Na avaliação dele, a decisão do STJ vai gerar um impacto muito importante e positivo no sistema de execução penal. “Na execução penal, temos que ter uma visão de redução de danos. Buscamos reduzir os danos de um sistema prisional maléfico, pernicioso. Nesse aspecto, temos a obrigação, como instituição que visa a assegurar direitos fundamentais, garantir dignidade à pessoa humana e proteger os direitos humanos, a fim de reduzir os danos que ocorrem dentro da execução penal”, destaca Salem Filho.
Para a coordenadora do Núcleo da Política Criminal e da Execução Penal (NUPEP), defensora pública Andreza Lima de Menezes, a decisão coincide com uma orientação feita pelo Conselho Nacional de Justiça (CNJ) no começo da pandemia.
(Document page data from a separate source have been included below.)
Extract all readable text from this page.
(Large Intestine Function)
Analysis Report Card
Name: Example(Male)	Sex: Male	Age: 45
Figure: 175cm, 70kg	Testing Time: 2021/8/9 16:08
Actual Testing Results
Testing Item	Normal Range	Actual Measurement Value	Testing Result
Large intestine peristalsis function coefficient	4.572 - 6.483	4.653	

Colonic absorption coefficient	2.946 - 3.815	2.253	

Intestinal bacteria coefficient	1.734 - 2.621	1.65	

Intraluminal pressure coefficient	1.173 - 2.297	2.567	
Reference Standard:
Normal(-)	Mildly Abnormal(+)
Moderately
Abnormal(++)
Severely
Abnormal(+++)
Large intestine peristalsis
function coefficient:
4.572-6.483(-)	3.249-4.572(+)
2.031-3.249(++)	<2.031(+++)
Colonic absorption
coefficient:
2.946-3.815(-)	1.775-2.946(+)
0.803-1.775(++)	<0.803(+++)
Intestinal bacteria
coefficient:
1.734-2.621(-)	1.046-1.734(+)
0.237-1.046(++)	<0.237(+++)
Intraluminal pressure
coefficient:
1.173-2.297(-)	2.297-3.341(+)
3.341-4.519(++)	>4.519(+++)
“Essa já era uma posição do CNJ quando lançou as recomendações para os órgãos da Execução Penal no período pandêmico. As vagas escolares e os postos de trabalho aqui no Paraná já eram muito escassos antes da pandemia. Para as Defensorias Públicas, a remição ficta já deveria ter sido reconhecida antes em razão de o Estado exigir que as pessoas condenadas à privação de liberdade trabalhem, e não proporcionar os meios para tanto”, avalia a defensora.
Salem Filho entende da mesma forma. Segundo ele, com a pandemia, houve uma perda e uma redução de oportunidade para os presos e presas em vagas de trabalho e outras atividades. "É um prejuízo grande ainda mais para quem tem uma pena alta e perde a oportunidade de remir a pena por uma situação que está fora do seu poder, como foi no caso dos efeitos da pandemia. Então, houve uma impossibilidade de eles conseguirem meios para reduzir a pena”, comenta.